Но пока без паники, мы все весело садимся за стол, мы говорим друг другу приятные и радостные слова. Девочки тащат из холодильника в прихожей шампанское — давай наше откроем, оно заморожено! А, ну вот и идея: «А я свою бутылку открыть хочу!» — «Да потом твое, пусть оно тоже сначала в холодильнике постоит!»— «Нет, я хочу, чтобы с моего начали, раз сегодня я в некотором смысле именинница!» (ах, как по-базарному, по-купечески это звучит — ндраву моему не препятствуй! — но ведь спасать девчонок надо, черт бы побрал это суеверие).

А потому — пробка в потолок, теплое шампанское хлещет на стол (простите, девочки, по это для вашего же блага!), в возникшей легкой суматохе блюдечко летит на пол, и твердые комочки домашней колбасы раскатываются по всей комнате. Жаль, нет кошки или собаки — можно было бы проверить наличие яда. Все вроде удачно получилось, только глаз умной дроздихи косит по-прежнему. Уж не заподозрила ли она что-нибудь?

— Ну, рассказывай! — сразу вцепляется Олечка, словно заранее было условлено, что Нина выступит перед ними с лекцией о своей жизни за полтора прошедших года, а все остальное — вопли и вот этот стол, наряды и шампанское — было лишь приготовлением к исповеди. Интересуетесь, значит?

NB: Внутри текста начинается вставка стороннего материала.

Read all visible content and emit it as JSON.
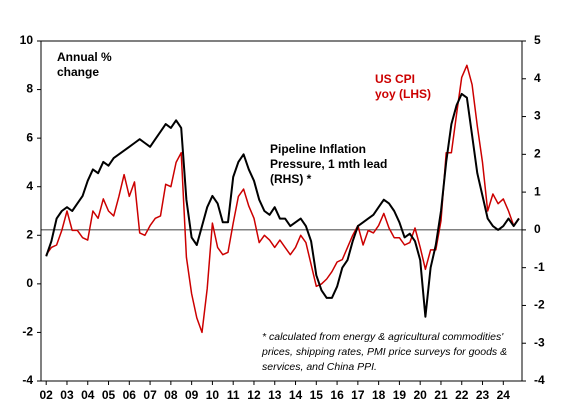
{
  "chart_data": {
    "type": "line",
    "annotations": {
      "left_axis_label": [
        "Annual %",
        "change"
      ],
      "footnote": [
        "* calculated from energy & agricultural commodities'",
        "prices, shipping rates, PMI price surveys for goods &",
        "services, and China PPI."
      ]
    },
    "x": [
      2,
      2.25,
      2.5,
      2.75,
      3,
      3.25,
      3.5,
      3.75,
      4,
      4.25,
      4.5,
      4.75,
      5,
      5.25,
      5.5,
      5.75,
      6,
      6.25,
      6.5,
      6.75,
      7,
      7.25,
      7.5,
      7.75,
      8,
      8.25,
      8.5,
      8.75,
      9,
      9.25,
      9.5,
      9.75,
      10,
      10.25,
      10.5,
      10.75,
      11,
      11.25,
      11.5,
      11.75,
      12,
      12.25,
      12.5,
      12.75,
      13,
      13.25,
      13.5,
      13.75,
      14,
      14.25,
      14.5,
      14.75,
      15,
      15.25,
      15.5,
      15.75,
      16,
      16.25,
      16.5,
      16.75,
      17,
      17.25,
      17.5,
      17.75,
      18,
      18.25,
      18.5,
      18.75,
      19,
      19.25,
      19.5,
      19.75,
      20,
      20.25,
      20.5,
      20.75,
      21,
      21.25,
      21.5,
      21.75,
      22,
      22.25,
      22.5,
      22.75,
      23,
      23.25,
      23.5,
      23.75,
      24,
      24.25,
      24.5,
      24.75
    ],
    "series": [
      {
        "label_lines": [
          "US CPI",
          "yoy (LHS)"
        ],
        "color": "#cc0000",
        "axis": "y",
        "values": [
          1.2,
          1.5,
          1.6,
          2.2,
          3.0,
          2.2,
          2.2,
          1.9,
          1.8,
          3.0,
          2.7,
          3.5,
          3.0,
          2.8,
          3.6,
          4.5,
          3.6,
          4.2,
          2.1,
          2.0,
          2.4,
          2.7,
          2.8,
          4.1,
          4.0,
          5.0,
          5.4,
          1.1,
          -0.4,
          -1.4,
          -2.0,
          -0.2,
          2.5,
          1.5,
          1.2,
          1.3,
          2.5,
          3.6,
          3.9,
          3.2,
          2.7,
          1.7,
          2.0,
          1.8,
          1.5,
          1.8,
          1.5,
          1.2,
          1.5,
          2.0,
          1.7,
          0.8,
          -0.1,
          0.0,
          0.2,
          0.5,
          0.9,
          1.0,
          1.5,
          2.0,
          2.4,
          1.6,
          2.2,
          2.1,
          2.4,
          2.9,
          2.3,
          1.9,
          1.9,
          1.6,
          1.7,
          2.3,
          1.5,
          0.6,
          1.4,
          1.4,
          2.6,
          5.4,
          5.4,
          7.0,
          8.5,
          9.0,
          8.2,
          6.5,
          5.0,
          3.0,
          3.7,
          3.3,
          3.5,
          3.0,
          2.4,
          2.7
        ]
      },
      {
        "label_lines": [
          "Pipeline Inflation",
          "Pressure, 1 mth lead",
          "(RHS) *"
        ],
        "color": "#000000",
        "axis": "y2",
        "values": [
          -0.7,
          -0.3,
          0.3,
          0.5,
          0.6,
          0.5,
          0.7,
          0.9,
          1.3,
          1.6,
          1.5,
          1.8,
          1.7,
          1.9,
          2.0,
          2.1,
          2.2,
          2.3,
          2.4,
          2.3,
          2.2,
          2.4,
          2.6,
          2.8,
          2.7,
          2.9,
          2.7,
          0.8,
          -0.2,
          -0.4,
          0.1,
          0.6,
          0.9,
          0.7,
          0.2,
          0.2,
          1.4,
          1.8,
          2.0,
          1.6,
          1.3,
          0.8,
          0.5,
          0.4,
          0.6,
          0.3,
          0.3,
          0.1,
          0.2,
          0.3,
          0.1,
          -0.3,
          -1.2,
          -1.6,
          -1.8,
          -1.8,
          -1.5,
          -1.0,
          -0.8,
          -0.3,
          0.1,
          0.2,
          0.3,
          0.4,
          0.6,
          0.8,
          0.7,
          0.5,
          0.2,
          -0.2,
          -0.1,
          -0.3,
          -0.8,
          -2.3,
          -1.0,
          -0.4,
          0.5,
          1.8,
          2.8,
          3.3,
          3.6,
          3.5,
          2.5,
          1.5,
          0.9,
          0.3,
          0.1,
          0.0,
          0.1,
          0.3,
          0.1,
          0.3
        ]
      }
    ],
    "xlim": [
      1.75,
      24.9
    ],
    "xticks": [
      {
        "value": 2,
        "label": "02"
      },
      {
        "value": 3,
        "label": "03"
      },
      {
        "value": 4,
        "label": "04"
      },
      {
        "value": 5,
        "label": "05"
      },
      {
        "value": 6,
        "label": "06"
      },
      {
        "value": 7,
        "label": "07"
      },
      {
        "value": 8,
        "label": "08"
      },
      {
        "value": 9,
        "label": "09"
      },
      {
        "value": 10,
        "label": "10"
      },
      {
        "value": 11,
        "label": "11"
      },
      {
        "value": 12,
        "label": "12"
      },
      {
        "value": 13,
        "label": "13"
      },
      {
        "value": 14,
        "label": "14"
      },
      {
        "value": 15,
        "label": "15"
      },
      {
        "value": 16,
        "label": "16"
      },
      {
        "value": 17,
        "label": "17"
      },
      {
        "value": 18,
        "label": "18"
      },
      {
        "value": 19,
        "label": "19"
      },
      {
        "value": 20,
        "label": "20"
      },
      {
        "value": 21,
        "label": "21"
      },
      {
        "value": 22,
        "label": "22"
      },
      {
        "value": 23,
        "label": "23"
      },
      {
        "value": 24,
        "label": "24"
      }
    ],
    "ylim": [
      -4,
      10
    ],
    "yticks": [
      -4,
      -2,
      0,
      2,
      4,
      6,
      8,
      10
    ],
    "y2lim": [
      -4,
      5
    ],
    "y2ticks": [
      -4,
      -3,
      -2,
      -1,
      0,
      1,
      2,
      3,
      4,
      5
    ]
  }
}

И Нина начинает свое повествование с того самого вечера в гораэровокзале, где произошло знакомство с удивительным Гиви, которое, как сейчас выясняется (неожиданно даже для самой рассказчицы), отнюдь не закончилось тогда же, потому что по его настойчивой просьбе Нина все-таки сдала свой билет в Магадан, потеряв при этом кое-какие проценты, так как решилась на это буквально перед самой посадкой в автобус (а решать, сами понимаете, было вовсе нелегко), но на билет в Тбилиси все равно хватило с лихвой, а там ее встречала его мама Сулико Акакиевна (только в благородных грузинских семьях и встречаются еще эти давно исчезнувшие в России русские имена, а хорошее имя Акакий — «не делающий зла»), были также мандарины и мимоза (последнее — весьма фантастично, ведь дело происходило в декабре), а позднее прилетел, вырвался из московской круговерти и замечательный Гиви, и началась и вовсе сказочная жизнь, которую осеняли своим неиссякаемым гостеприимством великие тени Тициана Табидзе и Паоло Яшвили (явное заимствование из автобиографической книги Ильи Эренбурга). Были, конечно, и трудности. Прежде всего — с мамой, Аллой Константиновной, которой, естественно, нельзя было написать голую правду о ее тбилисской жизни, правдоподобно рассказать, как все это произошло, и убедительно доказать, что все там абсолютно нравственно и совершенно невинно («Ну уж! — не удержалась, хмыкнула в этом месте Антошкина. — Вот у тебя откуда принц, оказывается!» Ну да ладно, пускай так думает). Поэтому пришлось затеять целую канитель с письмами о продолжающейся жизни на Стромынке, пересылать их в Москву, потому что из Тбилиси их, естественно, отправлять было нельзя, равно как и изымать письма Аллы Константиновны, которые (мотивировка — чтобы не пропадали) были переадресованы на московский почтамт до востребования, а там уже кто-то по доверенности должен был их получать, читать и докладывать содержание по телефону в Тбилиси. Та еще процедура была, и в целом такая история получилась, что Таня Кантор может быть довольна своей ученицей. Ну а вы-то как, девочки?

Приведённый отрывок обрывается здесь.